Há dez dias, França entrou com um recurso no Conselho Superior do Ministério Público pedindo o arquivamento do inquérito, aberto em janeiro pelo promotor Ricardo Manuel Castro para investigar possível ato de improbidade administrativa por uso indevido das aeronaves. Não há prazo para decisão dos procuradores. Enquanto isso, a investigação fica suspensa.
Defesa. França afirmou, por meio de nota, que os helicópteros da Polícia Militar "nunca foram utilizados indevidamente" por ele e que "todo o modo de deslocamento do governador é definido pela Casa Militar".
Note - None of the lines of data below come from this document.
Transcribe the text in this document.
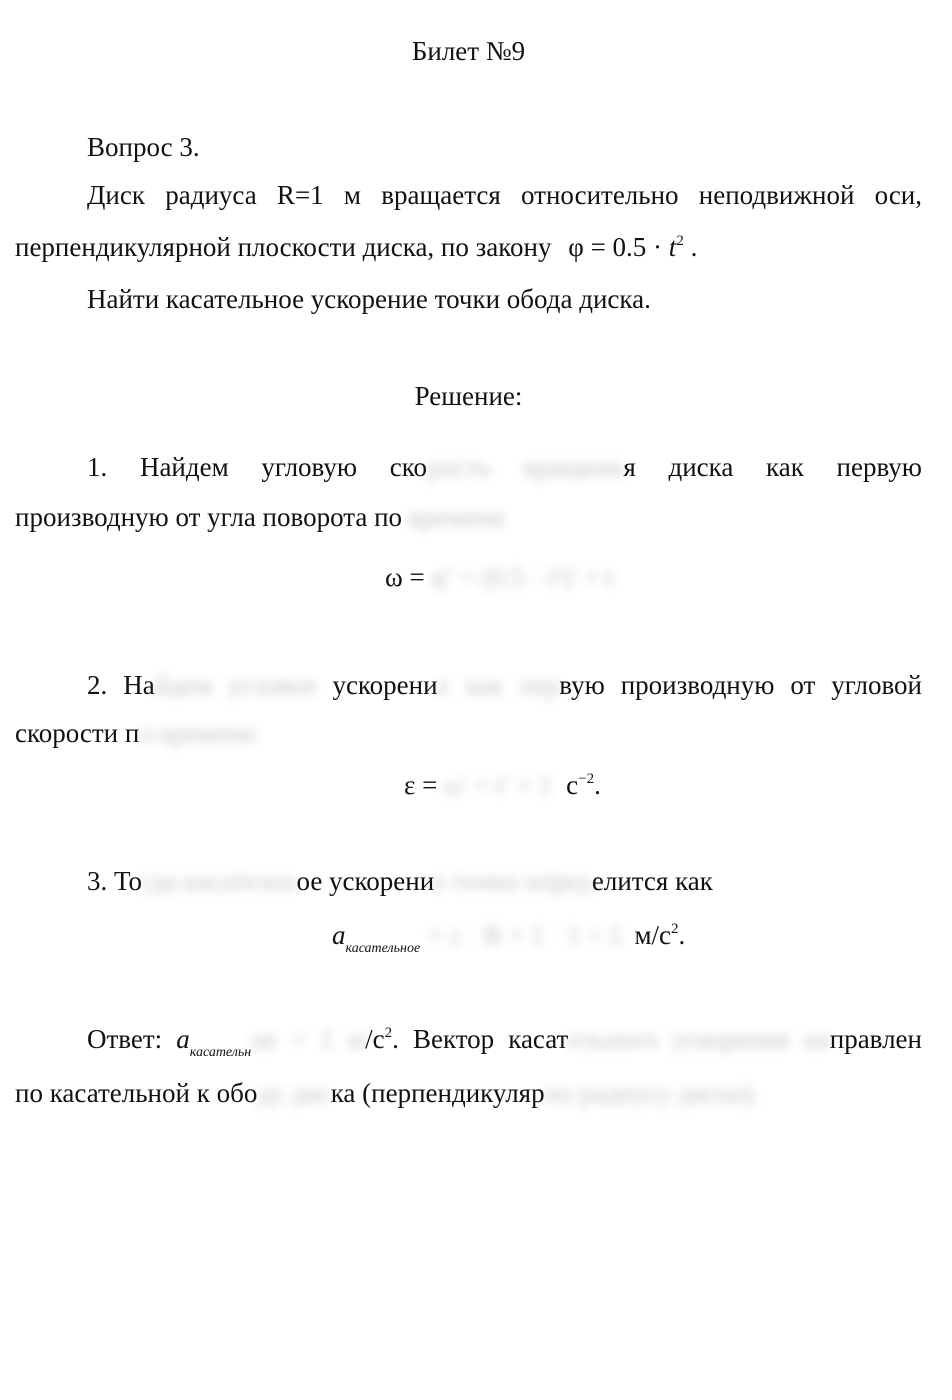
Билет №9
Вопрос 3.
Диск радиуса R=1 м вращается относительно неподвижной оси,
перпендикулярной плоскости диска, по закону $\varphi = 0.5 \cdot t^2$ .
Найти касательное ускорение точки обода диска.
Решение:
1. Найдем угловую скорость вращения диска как первую
производную от угла поворота по времени
ω = φ′ = (0.5 · t²)′ = t
2. Найдем угловое ускорение как первую производную от угловой
скорости по времени
ε = ω′ = t′ = 1 $c^{-2}$.
3. Тогда касательное ускорение точки определится как
$a_{касательное} = \varepsilon \cdot R = 1 \cdot 1 = 1$ $м/c^2$.
Ответ: $a_{касательн}ое = 1$ $м/c^2$. Вектор касательного ускорения направлен
по касательной к ободу диска (перпендикулярно радиусу диска).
Segundo ele, o órgão "segue normas institucionais" - decreto de 2004 - e o ex-governador "não tem ingerência nesse assunto". "A logística e a decisão do tipo de veículo, horários, planejamento e deslocamentos, quem acompanha e onde estaciona ou pousa o veículo, são de competência desses policiais e seus superiores."
Ainda de acordo com a nota, "todos os eventos" citados pela reportagem "foram compromissos do governador". "A ida ao estádio atendeu, por exemplo a convite do presidente da Federação Paulista de Futebol para a entrega da taça ao vencedor do Campeonato Paulista."
Sobre o jantar com a então primeira-dama em uma hamburgueria na praia do Gonzaga, informou que ambos haviam tido agenda oficial antes em Santos. França, segundo o texto, só usava helicópteros operacionais da PM quando a aeronave executiva destinada ao transporte de autoridades estava em manutenção e quando não havia prejuízo ao serviço policial.
Segundo a nota, "a esposa do governador, que sempre exerceu a função de presidente do Fundo Social de Solidariedade, sem remuneração, também tem tratamento semelhante nos seus deslocamentos".
Sobre o aumento do número de voos em comparação com Alckmin, disse que "imprimiu o ritmo de inaugurações, vistorias técnicas de obras e reuniões públicas que entendeu adequado para o momento do Estado e do País", sem relação com período eleitoral. A nota diz que as aeronaves usadas na campanha foram locadas pelo comitê e declaradas à Justiça Eleitoral. "Nunca foi usada aeronave oficial para evento eleitoral."
Ainda de acordo com França, o pedido de arquivamento da investigação foi feito porque o promotor se baseou em denúncia anônima, contrariando norma do Ministério Público que exige a identificação e qualificação do autor da denúncia.
O jornal O Estado de S. Paulo não conseguiu localizar nos dois últimos dias a coronel Helena Reis, chefe da Casa Militar no governo França que autorizava os voos com helicópteros.